How Individualism Returns after a Short Industrial Age Parenthesis

Paul Graham in his (controversial but thought provoking) post ‘Refragmentation‘ gives an interesting overall view of how the Industrial Age may have just been a short parenthesis in the history of humankind when it comes to lesser individualism and more even spread of wealth.

How Rockefeller was wrong. Individualism only collapsed for the Industrial Age.
How Rockefeller was wrong. Individualism only collapsed for the Industrial Age.

He states: “The late 19th and early 20th centuries had been a time of consolidation, led especially by J. P. Morgan. Thousands of companies run by their founders were merged into a couple hundred giant ones run by professional managers. Economies of scale ruled the day. It seemed to people at the time that this was the final state of things. John D. Rockefeller said in 1880: “The day of combination is here to stay. Individualism has gone, never to return“. He turned out to be mistaken, but he seemed right for the next hundred years.”
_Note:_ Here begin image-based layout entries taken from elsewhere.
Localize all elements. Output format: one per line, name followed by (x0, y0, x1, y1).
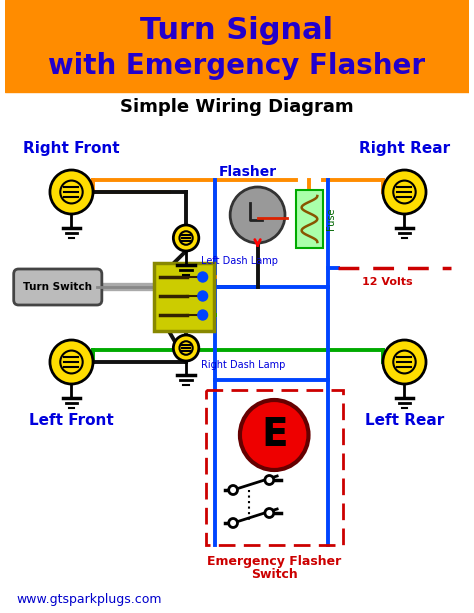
Bar (154, 263, 214, 331)
Text: Emergency Flasher: Emergency Flasher (207, 555, 341, 568)
Bar (296, 190, 323, 248)
Circle shape (265, 476, 273, 484)
Text: E: E (261, 416, 288, 454)
Circle shape (228, 485, 237, 495)
Text: Left Dash Lamp: Left Dash Lamp (201, 256, 278, 266)
Circle shape (198, 291, 208, 301)
Text: Turn Switch: Turn Switch (23, 282, 92, 292)
Text: 12 Volts: 12 Volts (362, 277, 412, 287)
Circle shape (50, 340, 93, 384)
Circle shape (230, 187, 285, 243)
Circle shape (198, 310, 208, 320)
Circle shape (173, 335, 199, 361)
Circle shape (240, 400, 309, 470)
Text: www.gtsparkplugs.com: www.gtsparkplugs.com (17, 593, 162, 606)
Text: Left Rear: Left Rear (365, 413, 444, 427)
Circle shape (265, 509, 273, 517)
FancyBboxPatch shape (14, 269, 102, 305)
Bar (206, 390, 343, 545)
Text: Simple Wiring Diagram: Simple Wiring Diagram (120, 98, 354, 116)
Circle shape (228, 519, 237, 528)
Text: Flasher: Flasher (219, 165, 277, 179)
Circle shape (173, 225, 199, 251)
Circle shape (383, 340, 426, 384)
Text: Right Front: Right Front (23, 140, 120, 156)
Text: Left Front: Left Front (29, 413, 114, 427)
Text: Fuse: Fuse (326, 208, 336, 230)
Text: Right Rear: Right Rear (359, 140, 450, 156)
Text: with Emergency Flasher: with Emergency Flasher (48, 52, 426, 80)
Text: Switch: Switch (251, 568, 298, 582)
Circle shape (383, 170, 426, 214)
Circle shape (50, 170, 93, 214)
Circle shape (198, 272, 208, 282)
Text: Right Dash Lamp: Right Dash Lamp (201, 360, 285, 370)
Text: Turn Signal: Turn Signal (140, 15, 334, 45)
Bar (5, 0, 469, 92)
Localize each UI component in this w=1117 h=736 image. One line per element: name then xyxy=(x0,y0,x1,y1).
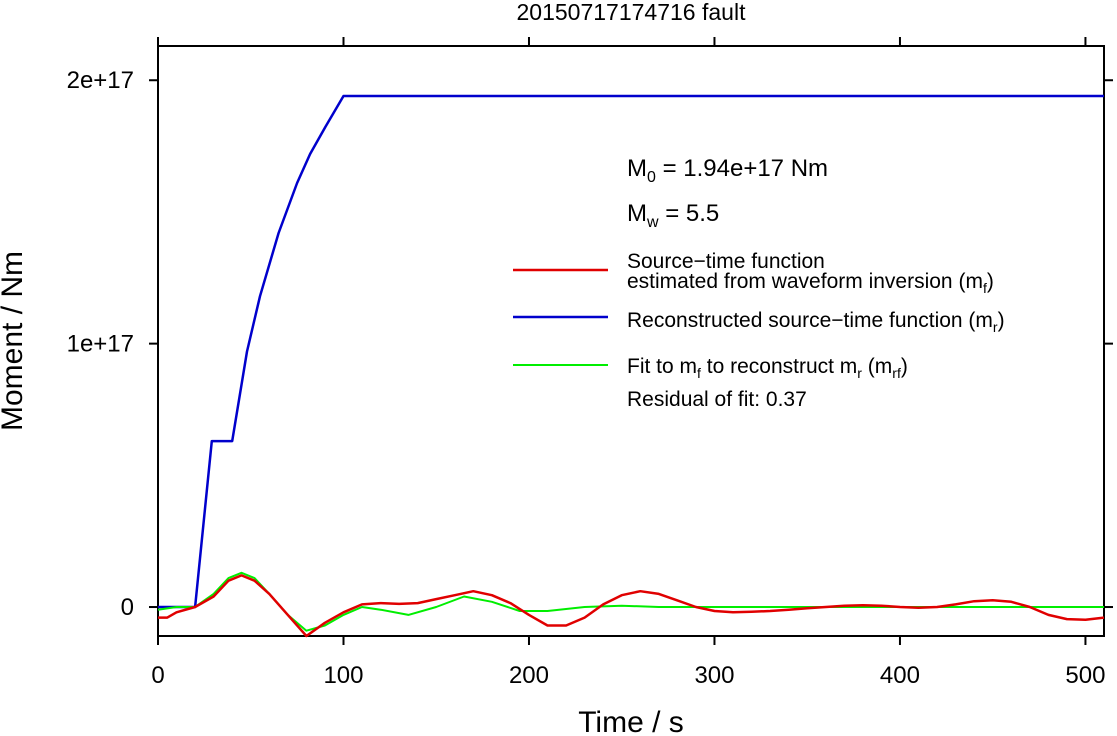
m0-subscript: 0 xyxy=(647,169,656,186)
x-tick-label: 400 xyxy=(880,662,920,689)
y-tick-label: 1e+17 xyxy=(67,331,134,358)
mw-value: = 5.5 xyxy=(659,200,720,227)
x-axis-label: Time / s xyxy=(578,706,684,736)
m0-value: = 1.94e+17 Nm xyxy=(656,155,828,182)
m0-main: M xyxy=(627,155,647,182)
series-mf-line xyxy=(158,574,1105,638)
x-tick-label: 300 xyxy=(694,662,734,689)
legend-label-mf-line2: estimated from waveform inversion (mf) xyxy=(627,270,994,296)
x-tick-label: 500 xyxy=(1065,662,1105,689)
tick-layer: 0 100 200 300 400 500 0 1e+17 2e+17 xyxy=(67,37,1113,689)
y-tick-label: 2e+17 xyxy=(67,67,134,94)
x-tick-label: 100 xyxy=(323,662,363,689)
seismic-moment-annotation: M0 = 1.94e+17 Nm xyxy=(627,155,828,186)
legend-label-mr: Reconstructed source−time function (mr) xyxy=(627,309,1005,335)
chart-title: 20150717174716 fault xyxy=(517,0,747,25)
x-tick-label: 200 xyxy=(509,662,549,689)
legend-label-mf-line1: Source−time function xyxy=(627,250,825,273)
mw-main: M xyxy=(627,200,647,227)
plot-frame xyxy=(157,45,1105,637)
y-axis-label: Moment / Nm xyxy=(0,251,29,431)
mw-subscript: w xyxy=(646,214,659,231)
residual-annotation: Residual of fit: 0.37 xyxy=(627,388,807,411)
x-tick-label: 0 xyxy=(151,662,164,689)
series-mr-line xyxy=(158,94,1104,609)
legend-label-mrf: Fit to mf to reconstruct mr (mrf) xyxy=(627,355,908,381)
series-layer xyxy=(157,94,1105,638)
legend: Source−time function estimated from wave… xyxy=(513,250,1005,411)
y-tick-label: 0 xyxy=(121,594,134,621)
series-mrf-line xyxy=(157,571,1104,632)
moment-magnitude-annotation: Mw = 5.5 xyxy=(627,200,719,231)
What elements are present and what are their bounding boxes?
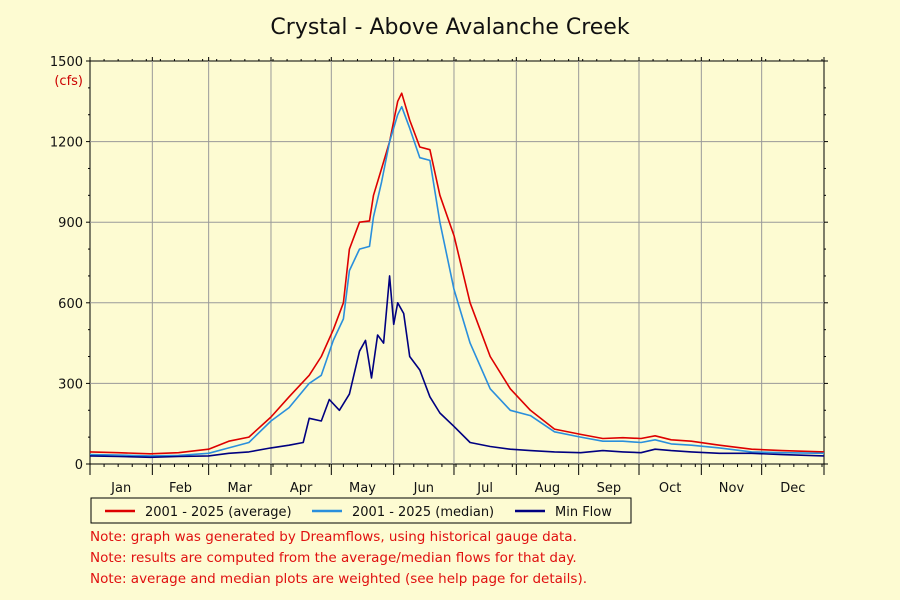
x-tick-label: Aug	[535, 481, 560, 496]
x-axis-labels: Jan Feb Mar Apr May Jun Jul Aug Sep Oct Nov Dec	[110, 481, 805, 496]
x-tick-label: Jun	[413, 481, 434, 496]
x-tick-label: Sep	[597, 481, 622, 496]
note-line: Note: average and median plots are weigh…	[90, 571, 588, 587]
y-tick-label: 0	[75, 458, 83, 473]
plot-area	[89, 60, 825, 465]
x-tick-label: May	[349, 481, 376, 496]
y-tick-label: 1200	[50, 136, 83, 151]
x-tick-label: Mar	[228, 481, 253, 496]
x-tick-label: Feb	[169, 481, 192, 496]
y-tick-label: 1500	[50, 55, 83, 70]
x-tick-label: Jan	[110, 481, 131, 496]
x-tick-label: Dec	[780, 481, 805, 496]
x-tick-label: Oct	[659, 481, 681, 496]
note-line: Note: graph was generated by Dreamflows,…	[90, 529, 577, 545]
legend: 2001 - 2025 (average) 2001 - 2025 (median…	[90, 497, 632, 524]
grid-lines	[90, 61, 824, 464]
series-line	[89, 275, 825, 459]
series-line	[89, 105, 825, 457]
x-tick-label: Nov	[719, 481, 745, 496]
x-tick-label: Apr	[290, 481, 313, 496]
axis-ticks	[86, 57, 828, 475]
series-line	[89, 92, 825, 455]
y-axis-labels: 0 300 600 900 1200 1500	[50, 55, 83, 473]
note-line: Note: results are computed from the aver…	[90, 550, 577, 566]
y-tick-label: 300	[58, 377, 83, 392]
y-axis-unit: (cfs)	[54, 74, 83, 89]
chart-title: Crystal - Above Avalanche Creek	[270, 15, 629, 40]
legend-label: Min Flow	[555, 505, 612, 520]
y-tick-label: 900	[58, 216, 83, 231]
x-tick-label: Jul	[476, 481, 493, 496]
notes: Note: graph was generated by Dreamflows,…	[90, 527, 587, 590]
y-tick-label: 600	[58, 297, 83, 312]
legend-label: 2001 - 2025 (median)	[352, 505, 494, 520]
legend-label: 2001 - 2025 (average)	[145, 505, 292, 520]
series-lines	[89, 92, 825, 459]
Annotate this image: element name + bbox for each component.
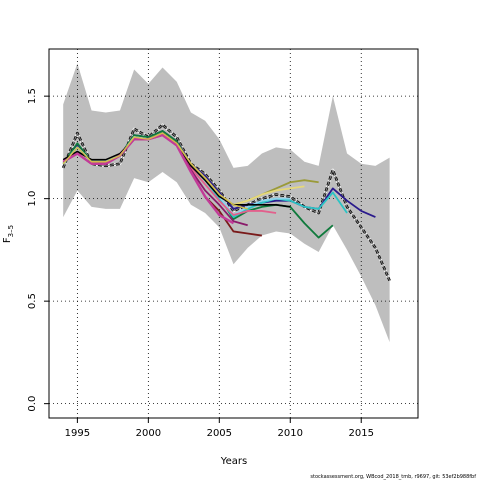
x-tick-label-1995: 1995 (65, 428, 90, 439)
grid-layer (49, 49, 418, 418)
axis-layer: 1995 2000 2005 2010 2015 0.0 0.5 1.0 1.5 (27, 88, 374, 439)
y-axis-title-subscript: 3–5 (7, 225, 15, 237)
footnote: stockassessment.org, WBcod_2018_tmb, r96… (310, 474, 476, 480)
y-tick-label-0: 0.0 (27, 396, 38, 412)
plot-frame (48, 48, 419, 419)
y-tick-label-3: 1.5 (27, 88, 38, 104)
y-axis-title-main: F (2, 237, 13, 243)
series-line-13 (62, 132, 248, 210)
y-tick-label-2: 1.0 (27, 191, 38, 207)
y-tick-label-1: 0.5 (27, 293, 38, 309)
series-layer (61, 123, 391, 282)
x-tick-label-2000: 2000 (136, 428, 161, 439)
x-axis-title: Years (220, 456, 247, 467)
x-tick-label-2010: 2010 (278, 428, 303, 439)
x-tick-label-2005: 2005 (207, 428, 232, 439)
x-tick-label-2015: 2015 (349, 428, 374, 439)
y-axis-title: F3–5 (2, 225, 15, 243)
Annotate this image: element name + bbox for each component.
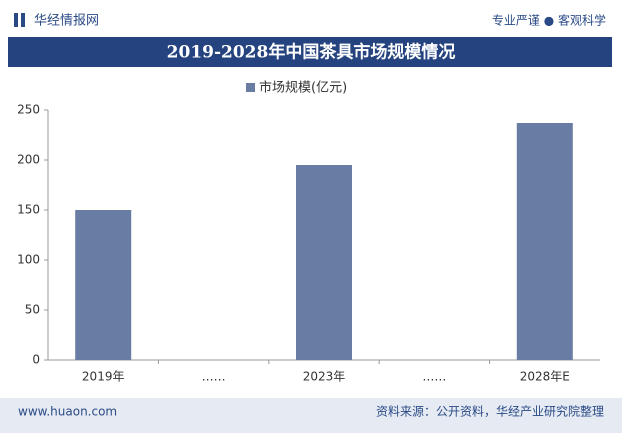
bar [516,123,573,360]
y-tick-label: 0 [32,353,40,367]
y-tick-label: 50 [25,303,40,317]
x-tick-label: 2028年E [520,370,570,384]
y-tick-label: 150 [17,203,40,217]
slogan: 专业严谨 ● 客观科学 [492,13,606,28]
footer-site: www.huaon.com [18,405,117,419]
y-tick-label: 200 [17,153,40,167]
logo-icon [14,13,18,27]
legend-label: 市场规模(亿元) [259,80,347,96]
x-tick-label: 2023年 [303,370,346,384]
chart-title: 2019-2028年中国茶具市场规模情况 [167,42,456,63]
logo-icon [21,13,25,27]
brand: 华经情报网 [34,14,99,29]
x-tick-label: …… [202,370,226,384]
x-tick-label: …… [422,370,446,384]
footer-band [0,398,622,433]
footer-source: 资料来源：公开资料，华经产业研究院整理 [376,404,604,419]
y-tick-label: 250 [17,103,40,117]
y-tick-label: 100 [17,253,40,267]
legend-swatch [246,83,255,92]
bar [75,210,132,360]
x-tick-label: 2019年 [82,370,125,384]
title-band [8,37,612,67]
bar [296,165,352,360]
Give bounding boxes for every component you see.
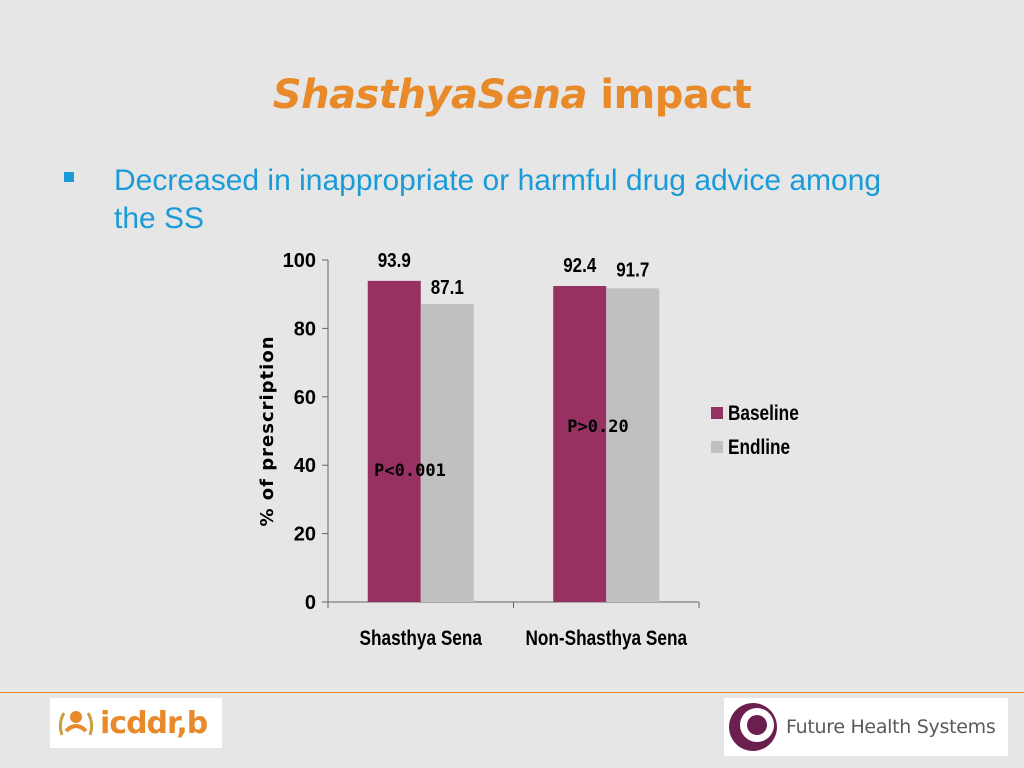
icddrb-logo: icddr,b <box>50 698 222 748</box>
legend-swatch-baseline <box>711 407 723 419</box>
bar-endline <box>420 304 474 602</box>
y-tick-label: 100 <box>283 250 316 272</box>
fhs-logo-text: Future Health Systems <box>786 716 996 738</box>
fhs-logo: Future Health Systems <box>724 698 1008 756</box>
bullet-text: Decreased in inappropriate or harmful dr… <box>114 164 882 235</box>
legend-swatch-endline <box>711 441 723 453</box>
fhs-emblem-icon <box>729 703 777 751</box>
p-value-annotation: P<0.001 <box>374 461 446 481</box>
data-label: 87.1 <box>431 276 464 299</box>
data-label: 93.9 <box>378 249 411 272</box>
y-tick-label: 80 <box>294 318 316 340</box>
data-label: 92.4 <box>563 254 597 277</box>
legend-label: Endline <box>728 437 790 460</box>
bullet-marker <box>64 172 74 182</box>
x-category-label: Non-Shasthya Sena <box>525 628 687 651</box>
footer-divider <box>0 692 1024 693</box>
bar-baseline <box>367 280 421 602</box>
bar-endline <box>606 288 660 602</box>
y-tick-label: 40 <box>294 455 316 477</box>
slide-title-italic: ShasthyaSena <box>272 72 588 118</box>
data-label: 91.7 <box>616 258 649 281</box>
slide-title-rest: impact <box>586 72 752 118</box>
slide-title: ShasthyaSena impact <box>0 72 1024 118</box>
y-tick-label: 20 <box>294 524 316 546</box>
icddrb-emblem-icon <box>58 711 94 736</box>
p-value-annotation: P>0.20 <box>567 417 628 437</box>
y-tick-label: 60 <box>294 387 316 409</box>
icddrb-logo-text: icddr,b <box>100 705 208 741</box>
bar-chart: 0 20 40 60 80 100 93.9 87.1 Shasthya Sena 92.4 91.… <box>257 249 799 651</box>
bar-baseline <box>553 285 607 602</box>
x-category-label: Shasthya Sena <box>360 628 483 651</box>
y-axis-label: % of prescription <box>257 335 278 526</box>
legend-label: Baseline <box>728 403 799 426</box>
y-tick-label: 0 <box>305 592 316 614</box>
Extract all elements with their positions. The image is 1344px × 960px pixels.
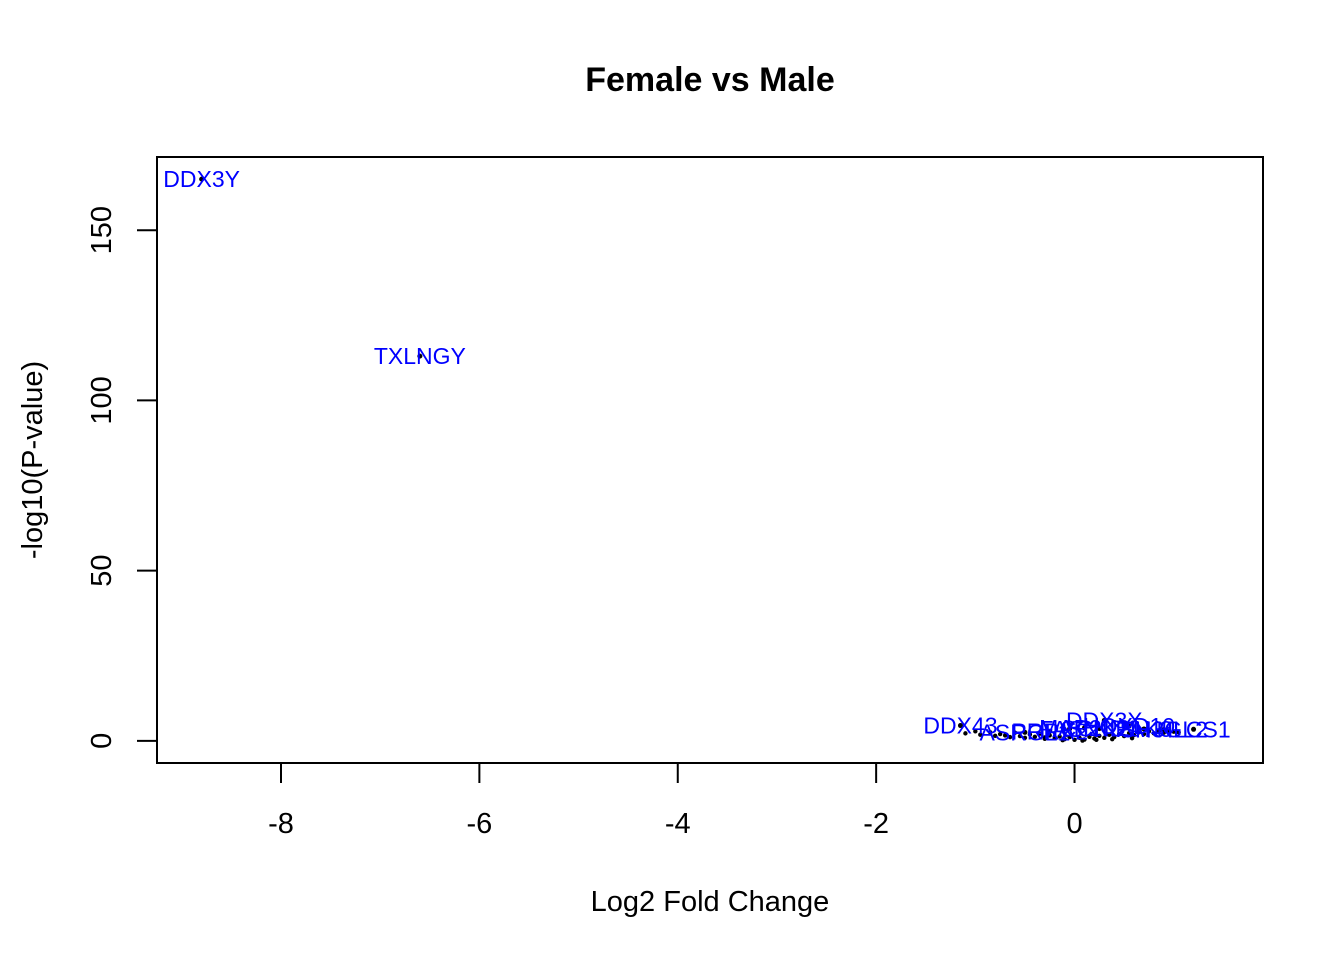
labeled-point (1161, 727, 1167, 733)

With the Fourth Revolution, large companies are not any more the most effective way of creating value. Individualism is enhanced by our capability to broadcast to the world, and the contribution of everyone is enhanced.

In many ways the Industrial Age was an exception to the way the world had been moving along, and it may have been a short exception in many ways regarding individual life, employment and our social contract.